C’est le modèle libéral qui s’impose. Toutes les entreprises suivent peu ou prou cette même stratégie, et tous les Etats des pays développés la même politique. Celles et ceux qui résistent sont immédiatement sanctionnés par les marchés financiers qui servent désormais de régulateur de l’ensemble. Le nouveau rôle des actionnaires ressort de la même contrainte. Ils jugent les stratégies d’entreprises à l’aune de la montée des cours de la Bourse, et non pas dans le sens du développement de la firme. C’est le diktat du court terme, au détriment d’une politique intelligente centrée autour des investissements productifs. Elle suppose de raisonner sur le moyen terme… Tous les économistes américains, en dehors des libéraux purs et durs insistent sur les limites de cette stratégie. Faute de partage des gains de productivité avec les salariés, le marché final risque de s’écrouler, ainsi que les cours de la Bourse – la séquence peut être inverse – ouvrant la possibilité d’un krach boursier du même type que celui de 1929. Ainsi les causes du chômage ne sont pas à rechercher dans la mise en œuvre de la troisième révolution technologique, ni dans la « mondialisation »,16 mais dans les stratégies des firmes et de l’Etat. Le libéralisme sert de cadre idéologique à la fois justifiant cette stratégie et ces politiques.

Le point de départ pour appréhender les causes du chômage se trouve donc dans la mise en évidence des formes actuelles de création de richesses, de l’accumulation, et par-là même de la manière dont s’effectue la régulation globale du système pour comprendre les normes sociales qui s’imposent. Elles dessinent un nouveau régime d’accumulation, une nouvelle manière de créer des richesses, de permettre l’accumulation du capital.

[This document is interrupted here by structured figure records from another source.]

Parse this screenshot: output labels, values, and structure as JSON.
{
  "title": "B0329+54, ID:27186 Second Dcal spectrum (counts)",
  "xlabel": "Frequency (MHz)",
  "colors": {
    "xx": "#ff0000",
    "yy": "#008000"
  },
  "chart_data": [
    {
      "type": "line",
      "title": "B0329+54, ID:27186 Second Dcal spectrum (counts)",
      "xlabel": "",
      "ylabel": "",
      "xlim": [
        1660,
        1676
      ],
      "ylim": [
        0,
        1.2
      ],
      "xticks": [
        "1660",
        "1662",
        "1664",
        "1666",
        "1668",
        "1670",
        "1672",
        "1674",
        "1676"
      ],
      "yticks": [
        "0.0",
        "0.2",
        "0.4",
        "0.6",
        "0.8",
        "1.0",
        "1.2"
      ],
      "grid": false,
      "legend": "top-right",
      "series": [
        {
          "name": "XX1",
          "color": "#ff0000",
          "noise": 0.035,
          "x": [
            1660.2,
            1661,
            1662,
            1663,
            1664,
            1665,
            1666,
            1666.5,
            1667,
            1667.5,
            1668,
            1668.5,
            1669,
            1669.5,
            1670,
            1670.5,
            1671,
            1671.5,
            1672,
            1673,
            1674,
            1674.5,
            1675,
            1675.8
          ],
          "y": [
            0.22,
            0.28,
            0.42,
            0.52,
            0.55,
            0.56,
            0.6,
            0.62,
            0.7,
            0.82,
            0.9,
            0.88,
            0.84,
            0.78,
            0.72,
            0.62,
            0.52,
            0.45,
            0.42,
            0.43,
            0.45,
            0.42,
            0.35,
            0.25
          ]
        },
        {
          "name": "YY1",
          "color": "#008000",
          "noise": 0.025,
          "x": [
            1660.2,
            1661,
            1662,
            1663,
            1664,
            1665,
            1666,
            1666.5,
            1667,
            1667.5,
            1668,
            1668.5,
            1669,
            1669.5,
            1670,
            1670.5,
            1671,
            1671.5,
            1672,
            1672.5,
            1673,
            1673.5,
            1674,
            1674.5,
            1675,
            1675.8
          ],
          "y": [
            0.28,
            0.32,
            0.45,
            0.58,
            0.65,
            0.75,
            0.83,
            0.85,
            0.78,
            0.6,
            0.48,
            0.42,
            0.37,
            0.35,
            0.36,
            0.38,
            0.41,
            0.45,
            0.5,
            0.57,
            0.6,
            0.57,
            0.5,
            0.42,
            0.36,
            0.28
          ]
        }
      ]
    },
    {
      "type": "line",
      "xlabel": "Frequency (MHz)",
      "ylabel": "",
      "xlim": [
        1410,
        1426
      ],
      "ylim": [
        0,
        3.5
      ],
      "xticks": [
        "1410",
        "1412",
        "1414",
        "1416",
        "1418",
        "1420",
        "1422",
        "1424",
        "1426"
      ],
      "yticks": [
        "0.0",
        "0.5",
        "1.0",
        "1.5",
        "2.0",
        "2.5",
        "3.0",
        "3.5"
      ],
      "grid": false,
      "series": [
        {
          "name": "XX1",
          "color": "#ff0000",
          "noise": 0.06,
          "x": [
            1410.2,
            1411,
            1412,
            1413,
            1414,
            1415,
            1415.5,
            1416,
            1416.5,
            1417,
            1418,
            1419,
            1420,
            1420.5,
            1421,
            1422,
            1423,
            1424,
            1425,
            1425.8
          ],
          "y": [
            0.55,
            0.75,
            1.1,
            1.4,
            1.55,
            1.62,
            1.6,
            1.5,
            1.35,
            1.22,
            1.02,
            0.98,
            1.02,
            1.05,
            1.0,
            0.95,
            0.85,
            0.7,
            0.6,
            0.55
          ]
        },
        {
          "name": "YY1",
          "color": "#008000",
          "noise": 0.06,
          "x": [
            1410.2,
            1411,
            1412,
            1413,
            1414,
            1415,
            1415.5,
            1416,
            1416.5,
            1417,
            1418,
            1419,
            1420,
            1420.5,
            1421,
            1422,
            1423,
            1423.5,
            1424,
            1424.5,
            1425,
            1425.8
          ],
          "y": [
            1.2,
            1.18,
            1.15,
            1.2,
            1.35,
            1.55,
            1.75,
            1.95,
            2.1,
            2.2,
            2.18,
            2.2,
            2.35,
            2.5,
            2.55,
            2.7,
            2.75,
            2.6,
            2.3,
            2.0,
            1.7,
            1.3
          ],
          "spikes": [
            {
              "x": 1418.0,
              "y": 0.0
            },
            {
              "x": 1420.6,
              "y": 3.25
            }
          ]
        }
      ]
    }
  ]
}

C’est un régime d’accumulation hybride, vraisemblablement non stabilisé, qui se met en place. Il n’arrive pas totalement à rompre avec celui des « 30 glorieuses », alors que les normes sociales – la régulation – sont différentes. Un régime d’accumulation, rappelons-le, se définit par l’interaction d’une norme de production, de consommation et d’une forme spécifique d’Etat permettant le bouclage macro-économique, pour parler comme les économistes, c’est-à-dire la création de richesses ; passant par la production de marchandises et la réalisation de la plus value par la vente des marchandises. Celui des « 30 glorieuses » – de 1944 à 1974 – avait vu la combinaison

  1. de l’élargissement de la deuxième révolution industrielle, celle de l’électricité, lié à une organisation du travail, le taylorisme, se traduisant par des gains de productivité importants et continus,

  2. avec une consommation de masse par l’extension du salariat, puis par la hausse du pouvoir d’achat à partir du début des années 60 permettant l’augmentation continue du marché final,

  3. et une forme spécifique d’Etat, dit « Etat-Providence » orientant l’accumulation et participant à la montée du marché final via la hausse des dépenses budgétaires.17

Le nouveau régime d’accumulation – appelons le néo-libéral faute de mieux – combine l’élargissement – difficile, se faisant par à-coups – de la troisième révolution technologique qui se traduit surtout dans la révolution communicationnelle avec une organisation du travail taylorienne,18 une norme de consommation inexistante et un Etat providence en crise, autrement dit en train de connaître la métamorphose de ses formes. Le libéralisme ne justifie que les destructions, sans proposer un nouveau modèle. Tous les modèles sociaux, que ce soit celui de l’Allemagne – connu comme le « capitalisme rhénan » – ou celui du Japon de l’emploi à vie » sont en crise, fortement ébranlés par les déréglementations en cours qui transforment l’intervention de l’Etat dans tous les pays développés. La privatisation sert d’unique boussole au détriment de la socialisation. Le seul impératif est celui de la compétitivité qui passe par l’élargissement de la sphère de la marchandise. Trop souvent sous le vocale de « Modernisation des services publics » se cachent la remise en cause des services publics, une spécificité française sur laquelle il aurait fallu s’appuyer pour permettre leur développement à l’échelle de l’Europe plutôt que l’inverse. La Commission Européenne joue un rôle important dans cette métamorphose en proposant le « service universel » s’adressant seulement aux plus pauvres pour leur faire accepte la pauvreté et non pas lutter contre elle.19 Par une inversion étrange, les modèles économiques sont recherchés dans les pays émergents, du moins avant la crise des pays d’Asie du Sud Est.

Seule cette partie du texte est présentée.